SummaryBot @ 2025-06-03T16:18 (+1)
Executive summary: Open Philanthropy presents a quantitative framework for identifying promising vaccine R&D targets by analyzing disease burden and funding gaps, concluding that diseases like group A streptococcus, syphilis, and hepatitis C are particularly neglected relative to their projected future impact and merit greater philanthropic investment.
Key points:
- Framework and main finding: Applying an importance-neglectedness framework to 84 infectious diseases reveals significant disparities—some high-burden diseases receive up to 10x less R&D funding than others, suggesting overlooked opportunities for impact.
- Top neglected targets: Group A streptococcus, hepatitis C, and syphilis have among the lowest R&D funding per projected DALY in 2050 and no widely available vaccines, making them compelling candidates for philanthropic support.

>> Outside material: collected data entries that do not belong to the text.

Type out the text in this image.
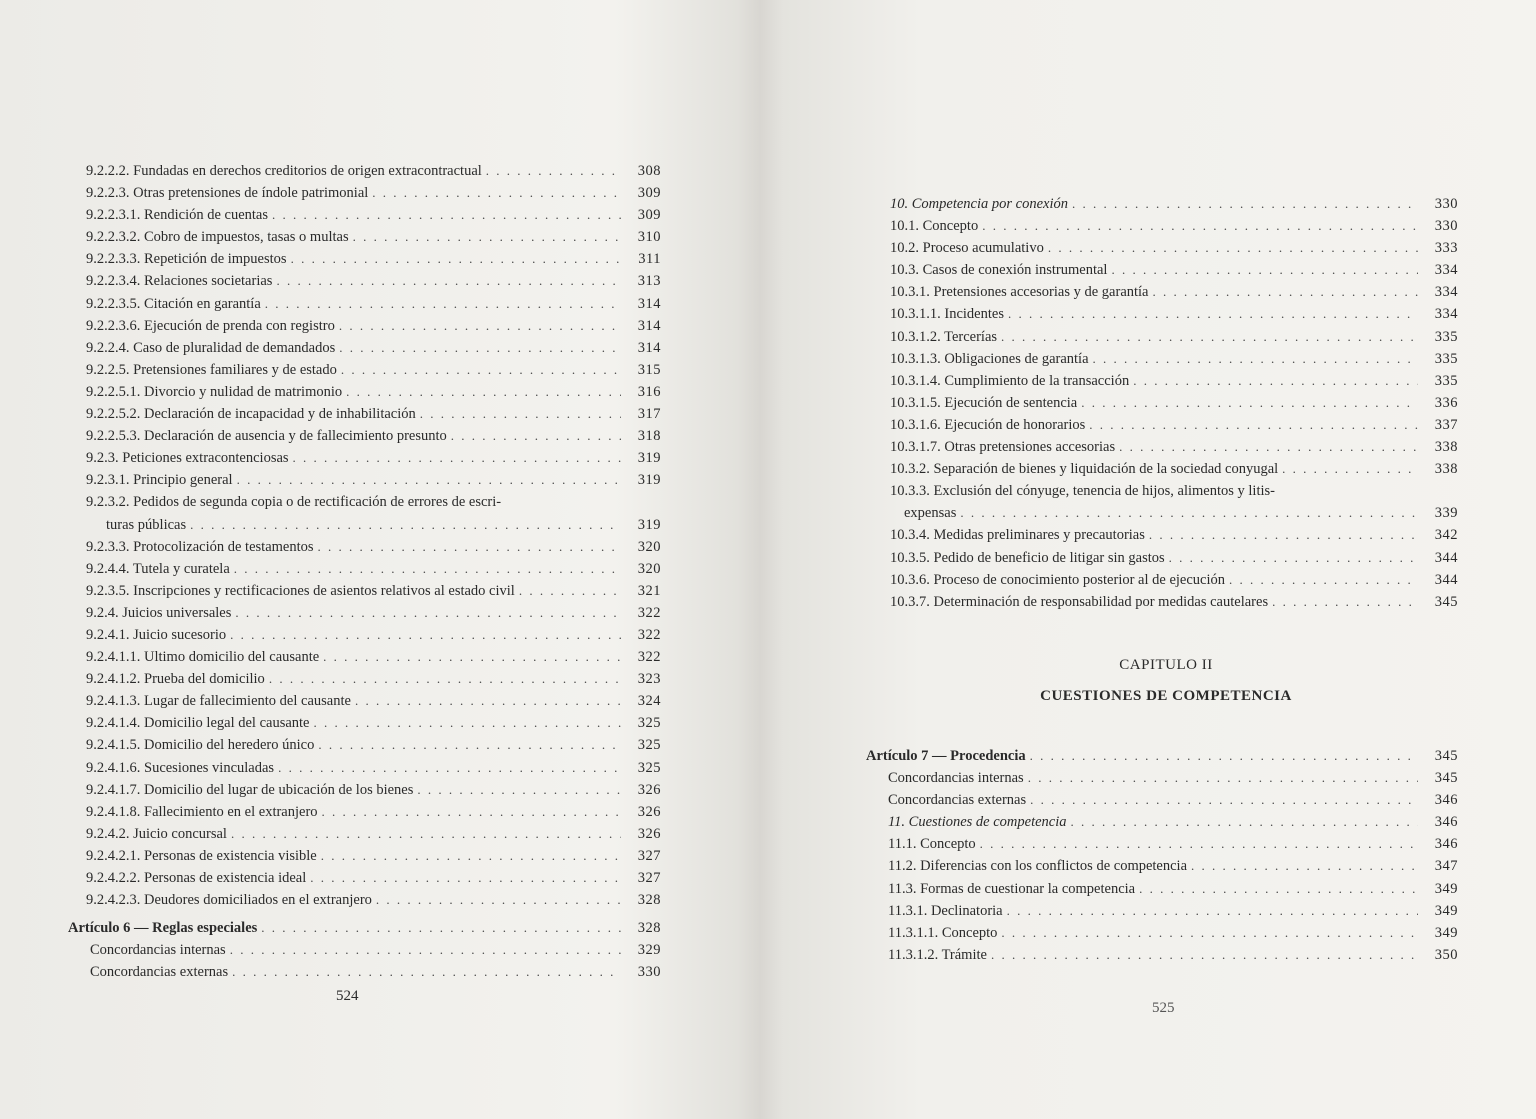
9.2.2.2. Fundadas en derechos creditorios de origen extracontractual . . .	308
9.2.2.3. Otras pretensiones de índole patrimonial . . .	309
9.2.2.3.1. Rendición de cuentas . . .	309
9.2.2.3.2. Cobro de impuestos, tasas o multas . . .	310
9.2.2.3.3. Repetición de impuestos . . .	311
9.2.2.3.4. Relaciones societarias . . .	313
9.2.2.3.5. Citación en garantía . . .	314
9.2.2.3.6. Ejecución de prenda con registro . . .	314
9.2.2.4. Caso de pluralidad de demandados . . .	314
9.2.2.5. Pretensiones familiares y de estado . . .	315
9.2.2.5.1. Divorcio y nulidad de matrimonio . . .	316
9.2.2.5.2. Declaración de incapacidad y de inhabilitación . . .	317
9.2.2.5.3. Declaración de ausencia y de fallecimiento presunto . . .	318
9.2.3. Peticiones extracontenciosas . . .	319
9.2.3.1. Principio general . . .	319
9.2.3.2. Pedidos de segunda copia o de rectificación de errores de escri-
turas públicas . . .	319
9.2.3.3. Protocolización de testamentos . . .	320
9.2.4.4. Tutela y curatela . . .	320
9.2.3.5. Inscripciones y rectificaciones de asientos relativos al estado civil . . .	321
9.2.4. Juicios universales . . .	322
9.2.4.1. Juicio sucesorio . . .	322
9.2.4.1.1. Ultimo domicilio del causante . . .	322
9.2.4.1.2. Prueba del domicilio . . .	323
9.2.4.1.3. Lugar de fallecimiento del causante . . .	324
9.2.4.1.4. Domicilio legal del causante . . .	325
9.2.4.1.5. Domicilio del heredero único . . .	325
9.2.4.1.6. Sucesiones vinculadas . . .	325
9.2.4.1.7. Domicilio del lugar de ubicación de los bienes . . .	326
9.2.4.1.8. Fallecimiento en el extranjero . . .	326
9.2.4.2. Juicio concursal . . .	326
9.2.4.2.1. Personas de existencia visible . . .	327
9.2.4.2.2. Personas de existencia ideal . . .	327
9.2.4.2.3. Deudores domiciliados en el extranjero . . .	328
Artículo 6 — Reglas especiales . . .	328
Concordancias internas . . .	329
Concordancias externas . . .	330
524
10. Competencia por conexión . . .	330
10.1. Concepto . . .	330
10.2. Proceso acumulativo . . .	333
10.3. Casos de conexión instrumental . . .	334
10.3.1. Pretensiones accesorias y de garantía . . .	334
10.3.1.1. Incidentes . . .	334
10.3.1.2. Tercerías . . .	335
10.3.1.3. Obligaciones de garantía . . .	335
10.3.1.4. Cumplimiento de la transacción . . .	335
10.3.1.5. Ejecución de sentencia . . .	336
10.3.1.6. Ejecución de honorarios . . .	337
10.3.1.7. Otras pretensiones accesorias . . .	338
10.3.2. Separación de bienes y liquidación de la sociedad conyugal . . .	338
10.3.3. Exclusión del cónyuge, tenencia de hijos, alimentos y litis-
expensas . . .	339
10.3.4. Medidas preliminares y precautorias . . .	342
10.3.5. Pedido de beneficio de litigar sin gastos . . .	344
10.3.6. Proceso de conocimiento posterior al de ejecución . . .	344
10.3.7. Determinación de responsabilidad por medidas cautelares . . .	345
CAPITULO II
CUESTIONES DE COMPETENCIA
Artículo 7 — Procedencia . . .	345
Concordancias internas . . .	345
Concordancias externas . . .	346
11. Cuestiones de competencia . . .	346
11.1. Concepto . . .	346
11.2. Diferencias con los conflictos de competencia . . .	347
11.3. Formas de cuestionar la competencia . . .	349
11.3.1. Declinatoria . . .	349
11.3.1.1. Concepto . . .	349
11.3.1.2. Trámite . . .	350
525
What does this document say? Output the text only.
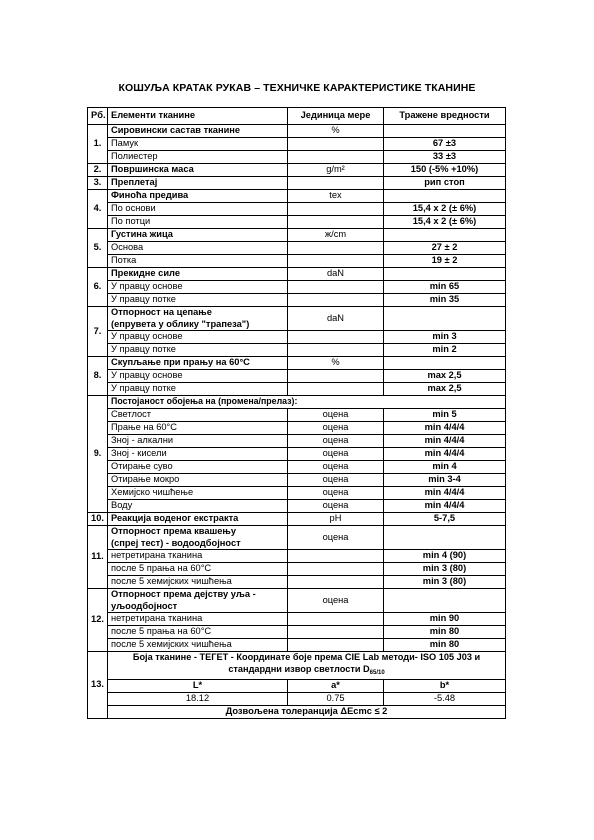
КОШУЉА КРАТАК РУКАВ – ТЕХНИЧКЕ КАРАКТЕРИСТИКЕ ТКАНИНЕ
Рб.	Елементи тканине	Јединица мере	Тражене вредности
1.	Сировински састав тканине	%	
	Памук		67 ±3
	Полиестер		33 ±3
2.	Површинска маса	g/m²	150 (-5% +10%)
3.	Преплетај		рип стоп
4.	Финоћа предива	tex	
	По основи		15,4 x 2 (± 6%)
	По потци		15,4 x 2 (± 6%)
5.	Густина жица	ж/cm	
	Основа		27 ± 2
	Потка		19 ± 2
6.	Прекидне силе	daN	
	У правцу основе		min 65
	У правцу потке		min 35
7.	Отпорност на цепање
(епрувета у облику "трапеза")	daN	
	У правцу основе		min 3
	У правцу потке		min 2
8.	Скупљање при прању на 60°C	%	
	У правцу основе		max 2,5
	У правцу потке		max 2,5
9.	Постојаност обојења на (промена/прелаз):		
	Светлост	оцена	min 5
	Прање на 60°C	оцена	min 4/4/4
	Зној - алкални	оцена	min 4/4/4
	Зној - кисели	оцена	min 4/4/4
	Отирање суво	оцена	min 4
	Отирање мокро	оцена	min 3-4
	Хемијско чишћење	оцена	min 4/4/4
	Воду	оцена	min 4/4/4
10.	Реакција воденог екстракта	pH	5-7,5
11.	Отпорност према квашењу
(спреј тест) - водоодбојност	оцена	
	нетретирана тканина		min 4 (90)
	после 5 прања на 60°C		min 3 (80)
	после 5 хемијских чишћења		min 3 (80)
12.	Отпорност према дејству уља -
уљоодбојност	оцена	
	нетретирана тканина		min 90
	после 5 прања на 60°C		min 80
	после 5 хемијских чишћења		min 80
13.	Боја тканине - ТЕГЕТ - Координате боје према CIE Lab методи- ISO 105 J03 и
стандардни извор светлости $D_{65/10}$
	L*	a*	b*
	18.12	0.75	-5.48
	Дозвољена толеранција ΔEcmc ≤ 2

- Methodology and limitations: Estimates are based on GBD projections, G-FINDER funding data, and vaccine availability, with acknowledged gaps (e.g. data exclusions, inconsistent disease groupings, and uncertainty in burden forecasts).
- Insights into specific diseases: Some high-burden diseases like malaria and TB already receive substantial funding but still lack effective vaccines; others, like hepatitis B, appear underfunded due to data exclusions (e.g. high-income country focus).
- Grantmaking implications: This analysis has informed Open Phil's vaccine grant portfolio and led to investments in other neglected areas such as hepatitis B cures, syphilis testing, and antivenom development.
- Broader cautions: The authors emphasize that quantitative metrics alone are insufficient; tractability, implementation context, and expert judgment are essential for effective prioritization.